All things are possible for God
I grew up with this Bible story of the Rich Young Man's entreaty for eternal
life. Sadly, the Young Man cannot part with his possessions. Jesus then
uses this as a teaching moment, not to excoriate the rich, per se, but to show
how powerful we cling to that which impedes us from entering the Kingdom.
There is a popular
story that attempts to deflate the hyperbole of a camel struggling to go
through the eye of a needle. Without any historical evidence, some claim that
there was a lesser gate in the wall surrounding Jerusalem that was opened at
night, and to be able to move a camel through it, the camel had to crouch and
kneel; it becomes inconvenient, but far from impossible. The rich feel better.
Both
the Jerome Biblical Commentary (Catholic commentary) and
the Interpreter's Bible (Protestant) dismiss this "urban
legend". What is telling isn't that this myth of the "eye of a
needle" has had so much traction. This parable, however, isn't a story
about the rich, but a story about the nature of faith.

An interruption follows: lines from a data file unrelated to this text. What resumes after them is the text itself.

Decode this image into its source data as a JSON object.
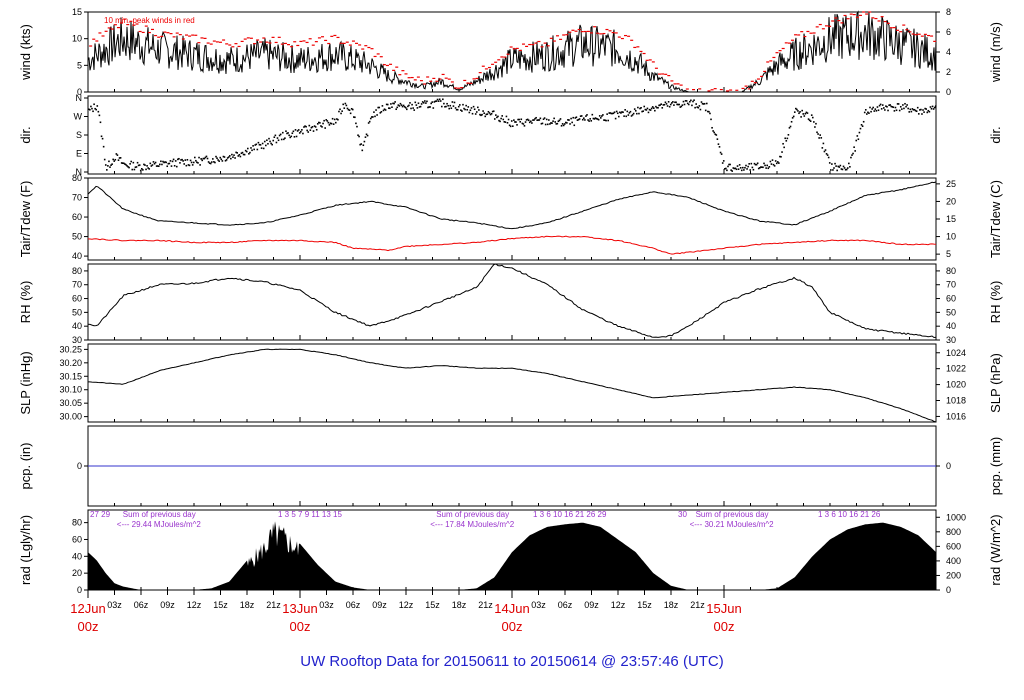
{
  "title": "UW Rooftop Data for 20150611  to  20150614 @ 23:57:46  (UTC)",
  "colors": {
    "title": "#2222cc",
    "date": "#dd0000",
    "peak": "#ee0000",
    "dew": "#ee0000",
    "pcp": "#3333cc",
    "sun": "#9933cc",
    "trace": "#000000"
  },
  "x_axis": {
    "hour_labels": [
      "03z",
      "06z",
      "09z",
      "12z",
      "15z",
      "18z",
      "21z",
      "03z",
      "06z",
      "09z",
      "12z",
      "15z",
      "18z",
      "21z",
      "03z",
      "06z",
      "09z",
      "12z",
      "15z",
      "18z",
      "21z"
    ],
    "day_labels": [
      {
        "date": "12Jun",
        "hour": "00z"
      },
      {
        "date": "13Jun",
        "hour": "00z"
      },
      {
        "date": "14Jun",
        "hour": "00z"
      },
      {
        "date": "15Jun",
        "hour": "00z"
      }
    ]
  },
  "chart_data": [
    {
      "type": "line",
      "id": "wind",
      "ylabel": "wind (kts)",
      "ylabel_right": "wind (m/s)",
      "ylim": [
        0,
        15
      ],
      "yticks": [
        "0",
        "5",
        "10",
        "15"
      ],
      "ylim_right": [
        0,
        8
      ],
      "yticks_right": [
        "0",
        "2",
        "4",
        "6",
        "8"
      ],
      "annotation": "10 min. peak winds in red",
      "x_range_hours": [
        0,
        96
      ],
      "series": [
        {
          "x": [
            0,
            4,
            8,
            12,
            16,
            20,
            24,
            28,
            32,
            34,
            36,
            38,
            40,
            42,
            44,
            46,
            48,
            52,
            56,
            60,
            62,
            64,
            66,
            68,
            69,
            70,
            72,
            74,
            76,
            78,
            80,
            84,
            88,
            92,
            96
          ],
          "values": [
            6,
            10,
            8,
            7,
            6,
            7,
            6,
            7,
            5,
            3,
            2,
            1,
            2,
            0.5,
            2,
            4,
            6,
            7,
            9,
            8,
            6,
            3,
            1,
            0,
            0,
            0,
            0,
            0,
            2,
            5,
            7,
            10,
            11,
            9,
            7
          ]
        },
        {
          "x": [
            0,
            4,
            8,
            12,
            16,
            20,
            24,
            28,
            32,
            34,
            36,
            38,
            40,
            42,
            44,
            46,
            48,
            52,
            56,
            60,
            62,
            64,
            66,
            68,
            69,
            70,
            72,
            74,
            76,
            78,
            80,
            84,
            88,
            92,
            96
          ],
          "values": [
            9,
            13,
            11,
            10,
            9,
            10,
            9,
            10,
            8,
            5,
            3,
            2,
            3,
            1,
            3,
            6,
            8,
            9,
            12,
            11,
            9,
            5,
            2,
            0,
            0,
            0,
            0,
            0,
            3,
            7,
            10,
            13,
            15,
            12,
            10
          ]
        }
      ]
    },
    {
      "type": "scatter",
      "id": "dir",
      "ylabel": "dir.",
      "ylabel_right": "dir.",
      "yticks": [
        "N",
        "E",
        "S",
        "W",
        "N"
      ],
      "x_range_hours": [
        0,
        96
      ],
      "series": [
        {
          "x": [
            0,
            1,
            2,
            3,
            4,
            6,
            8,
            10,
            12,
            14,
            16,
            18,
            20,
            22,
            24,
            26,
            28,
            29,
            30,
            31,
            32,
            34,
            36,
            38,
            40,
            42,
            44,
            46,
            48,
            50,
            52,
            54,
            56,
            58,
            60,
            62,
            64,
            66,
            68,
            70,
            72,
            74,
            76,
            78,
            80,
            82,
            84,
            86,
            88,
            90,
            92,
            94,
            96
          ],
          "values": [
            300,
            330,
            20,
            80,
            40,
            30,
            40,
            50,
            55,
            65,
            80,
            110,
            140,
            180,
            200,
            230,
            250,
            340,
            290,
            100,
            280,
            330,
            320,
            330,
            340,
            320,
            300,
            280,
            240,
            250,
            250,
            240,
            260,
            270,
            280,
            300,
            320,
            330,
            340,
            320,
            30,
            20,
            30,
            50,
            300,
            260,
            30,
            20,
            300,
            320,
            320,
            300,
            310
          ]
        }
      ]
    },
    {
      "type": "line",
      "id": "temp",
      "ylabel": "Tair/Tdew (F)",
      "ylabel_right": "Tair/Tdew (C)",
      "ylim": [
        38,
        80
      ],
      "yticks": [
        "40",
        "50",
        "60",
        "70",
        "80"
      ],
      "ylim_right": [
        3.33,
        26.67
      ],
      "yticks_right": [
        "5",
        "10",
        "15",
        "20",
        "25"
      ],
      "x_range_hours": [
        0,
        96
      ],
      "series": [
        {
          "x": [
            0,
            1,
            4,
            8,
            12,
            16,
            20,
            24,
            28,
            32,
            36,
            40,
            44,
            48,
            52,
            56,
            60,
            64,
            68,
            72,
            76,
            80,
            84,
            88,
            92,
            96
          ],
          "values": [
            72,
            76,
            64,
            58,
            57,
            56,
            57,
            61,
            66,
            68,
            65,
            59,
            57,
            54,
            57,
            63,
            69,
            73,
            70,
            63,
            58,
            56,
            63,
            71,
            74,
            78
          ]
        },
        {
          "x": [
            0,
            4,
            8,
            12,
            16,
            20,
            24,
            28,
            30,
            34,
            36,
            40,
            44,
            48,
            52,
            56,
            60,
            64,
            66,
            68,
            72,
            76,
            80,
            84,
            88,
            92,
            96
          ],
          "values": [
            49,
            48,
            48,
            47,
            47,
            48,
            48,
            47,
            44,
            43,
            45,
            46,
            47,
            49,
            50,
            50,
            48,
            44,
            41,
            42,
            44,
            46,
            47,
            48,
            48,
            46,
            46
          ]
        }
      ]
    },
    {
      "type": "line",
      "id": "rh",
      "ylabel": "RH (%)",
      "ylabel_right": "RH (%)",
      "ylim": [
        30,
        85
      ],
      "yticks": [
        "30",
        "40",
        "50",
        "60",
        "70",
        "80"
      ],
      "yticks_right": [
        "30",
        "40",
        "50",
        "60",
        "70",
        "80"
      ],
      "x_range_hours": [
        0,
        96
      ],
      "series": [
        {
          "x": [
            0,
            1,
            4,
            8,
            12,
            16,
            20,
            24,
            28,
            32,
            36,
            40,
            44,
            46,
            48,
            52,
            56,
            60,
            64,
            66,
            68,
            72,
            76,
            80,
            82,
            84,
            88,
            92,
            96
          ],
          "values": [
            42,
            40,
            62,
            70,
            71,
            75,
            72,
            66,
            50,
            40,
            48,
            58,
            68,
            85,
            82,
            70,
            52,
            40,
            32,
            33,
            40,
            57,
            67,
            75,
            68,
            50,
            38,
            35,
            32
          ]
        }
      ]
    },
    {
      "type": "line",
      "id": "slp",
      "ylabel": "SLP (inHg)",
      "ylabel_right": "SLP (hPa)",
      "ylim": [
        29.98,
        30.27
      ],
      "yticks": [
        "30.00",
        "30.05",
        "30.10",
        "30.15",
        "30.20",
        "30.25"
      ],
      "ylim_right": [
        1015.3,
        1025.1
      ],
      "yticks_right": [
        "1016",
        "1018",
        "1020",
        "1022",
        "1024"
      ],
      "x_range_hours": [
        0,
        96
      ],
      "series": [
        {
          "x": [
            0,
            4,
            8,
            12,
            16,
            20,
            24,
            28,
            32,
            36,
            40,
            44,
            48,
            52,
            56,
            60,
            64,
            68,
            72,
            76,
            80,
            84,
            88,
            92,
            96
          ],
          "values": [
            30.13,
            30.12,
            30.17,
            30.2,
            30.23,
            30.25,
            30.25,
            30.23,
            30.2,
            30.18,
            30.19,
            30.18,
            30.18,
            30.16,
            30.13,
            30.1,
            30.07,
            30.08,
            30.09,
            30.1,
            30.11,
            30.1,
            30.07,
            30.03,
            29.98
          ]
        }
      ]
    },
    {
      "type": "line",
      "id": "pcp",
      "ylabel": "pcp. (in)",
      "ylabel_right": "pcp. (mm)",
      "ylim": [
        -1,
        1
      ],
      "yticks": [
        "0"
      ],
      "yticks_right": [
        "0"
      ],
      "x_range_hours": [
        0,
        96
      ],
      "series": [
        {
          "x": [
            0,
            96
          ],
          "values": [
            0,
            0
          ]
        }
      ]
    },
    {
      "type": "area",
      "id": "rad",
      "ylabel": "rad (Lgly/hr)",
      "ylabel_right": "rad (W/m^2)",
      "ylim": [
        0,
        95
      ],
      "yticks": [
        "0",
        "20",
        "40",
        "60",
        "80"
      ],
      "ylim_right": [
        0,
        1100
      ],
      "yticks_right": [
        "0",
        "200",
        "400",
        "600",
        "800",
        "1000"
      ],
      "x_range_hours": [
        0,
        96
      ],
      "series": [
        {
          "x": [
            0,
            1,
            2,
            3,
            4,
            5,
            6,
            12,
            14,
            16,
            18,
            20,
            21,
            22,
            24,
            26,
            28,
            30,
            32,
            34,
            36,
            38,
            42,
            44,
            46,
            48,
            50,
            52,
            54,
            56,
            58,
            60,
            62,
            64,
            66,
            68,
            70,
            72,
            76,
            78,
            80,
            82,
            84,
            86,
            88,
            90,
            92,
            94,
            96
          ],
          "values": [
            45,
            35,
            20,
            8,
            4,
            2,
            0,
            0,
            2,
            10,
            35,
            60,
            80,
            75,
            55,
            30,
            10,
            3,
            0,
            0,
            0,
            0,
            0,
            2,
            15,
            45,
            65,
            75,
            78,
            80,
            75,
            60,
            45,
            20,
            5,
            0,
            0,
            0,
            0,
            2,
            15,
            40,
            60,
            72,
            78,
            80,
            75,
            65,
            45
          ]
        }
      ],
      "sums": [
        {
          "ticks": "27  29",
          "label": "Sum of previous day",
          "value": "<--- 29.44 MJoules/m^2"
        },
        {
          "ticks": "1    3    5    7    9    11    13    15",
          "label": "Sum of previous day",
          "value": "<--- 17.84 MJoules/m^2"
        },
        {
          "ticks": "1    3    6    10    16    21    26    29",
          "label": "",
          "value": ""
        },
        {
          "ticks": "30",
          "label": "Sum of previous day",
          "value": "<--- 30.21 MJoules/m^2"
        },
        {
          "ticks": "1    3    6    10    16    21    26",
          "label": "",
          "value": ""
        }
      ]
    }
  ]
}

The power of hyperbole is essential for this parable. It is
more comfortable to believe that God rewards Christians who "do their
duty", who obey the ordinances of the institution; however, Jesus is
asking us to live this impossibility of dispossession---to get
rid of anything that stands in the way of living the gospel.
Sometimes this can be rather a spectacular grace, but often,
it is "whispering grace", grace that comes through a "chance
encounter" with a stranger, or a growing sense of being loved by others
who have experienced God's grace. We then enter the Kingdom. We breach
the impossibly narrow gates we've constructed to keep God's riches out.
Later in this gospel passage, Jesus declares to his
disciples: "Children, how hard it is to enter the kingdom of
God". The nature of the Kingdom isn't an earthly institution we can control
or enter through our wits to gain an advantage. The Kingdom is
ubiquitous. It is all around us. The Kingdom is revealed when we
open our eyes to the grace of our poverty in Christ. There is no greater
act of downsizing than committing oneself to following the way of
Christ rather than the commands of the Church.
The wealth we need to jettison is the wealth of the false
faith that is too often the false security of the institutional Church rather
than the will of God. When the institution doesn't reveal the Good News,
we must live the Good News, not by fighting the church, but by modeling to the
church what the Good News looks like. We must live for the sake of Christ
and the gospel, not the institutional grace of following rules and spending
time trying to enter the Kingdom with what we mistakenly believe is essential.